Still the fourth quarter revenue numbers mark the first increase for AOL in four consecutive quarters.
“AOL took a large step forward in Q4 and I am very pleased with the way we ended the year,” said AOL Chief Executive Tim Armstrong in the release. “Our Q4 results highlight AOL’s ability to methodically improve our consumer offering and financial performance”
Over the past few years, AOL has attempted to shift away from its roots as a dial-up Internet service provider in favor of growing its media and advertising business. However, some of the company’s biggest investors have previously expressed concern over AOL’s media business, due in part to poor profit returns on acquisitions, like the $25 million purchase of TechCrunch and the $315 million purchase of The Huffington Post. The company has also suffered from a number of top-level talent losses this year.
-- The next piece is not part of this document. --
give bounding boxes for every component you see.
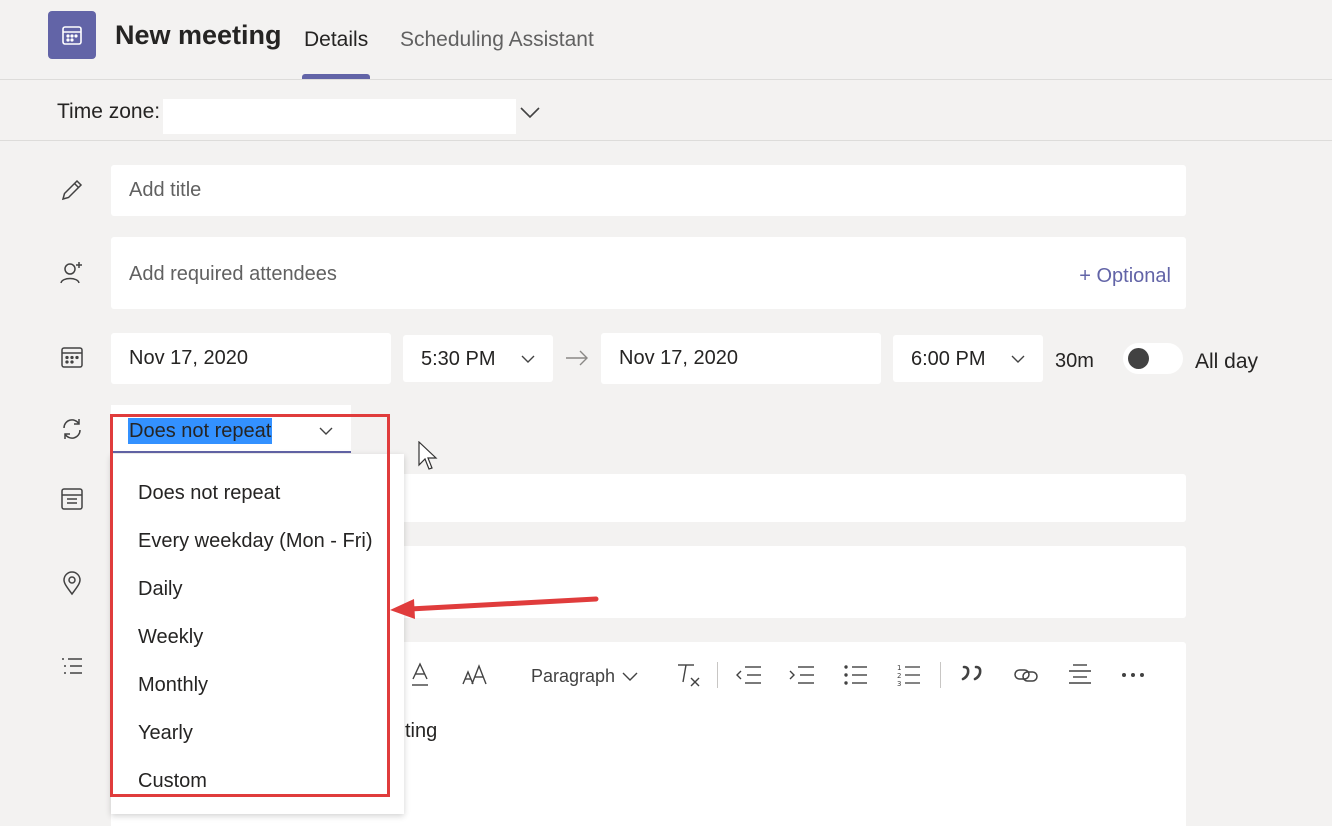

AOL attributes its ad revenue gains to increased display revenue from Patch, the company’s local news blog initiative, which investors accused of being a waste of time and money. On the call, Armstrong stated that the number of local “patches” that earned over $2,000 in monthly revenue went from 33 in Q1 to 401 in Q4. That’s still not a huge percentage of overall revenue, but at the very least the company is reporting growth.
“Patch is a highly scrutinized investment by our management team and our board, but Patch is not a pet project,” Armstrong said. “Patch is a business that meets deep consumer and advertiser needs.”
Fourth quarter 2011 highlights:
- AOL grew global advertising revenue by 10 percent — its third consecutive quarter of year-over-year growth.
- Total revenue decline was its lowest rate of revenue decline in 5 years.
- 15 percent growth in global display revenue — AOL’s fourth consecutive quarter of year-over-year growth.
- AOL reported the lowest rate of search and contextual revenue decline in approximately 3 years, due in large part to growth in search revenue on AOL.com.
- Dial up subscription revenue declined 18 percent (lowest rate of decline in five years), with a monthly average churn of 2.2 percent year-over-year.
- AOL’s Adjusted OIBDA expensess, excluding Traffic Acquisition Costs (TAC) and an $8.5 million legal settlement were $360.4 million, down from $391.3 million and $368.0 million in Q2 and Q3 2011, respectively.
- AOL’s operating income and Adjusted OIBDA grew $46.2 million and $37.4 million sequentially. Both declined year-over-year due to lower total revenue, strategic investments and an $8.5 million legal settlement. Net income declines year-over-year also reflect the gain on sale of AOL’s investment in Brightcove in Q4 2010.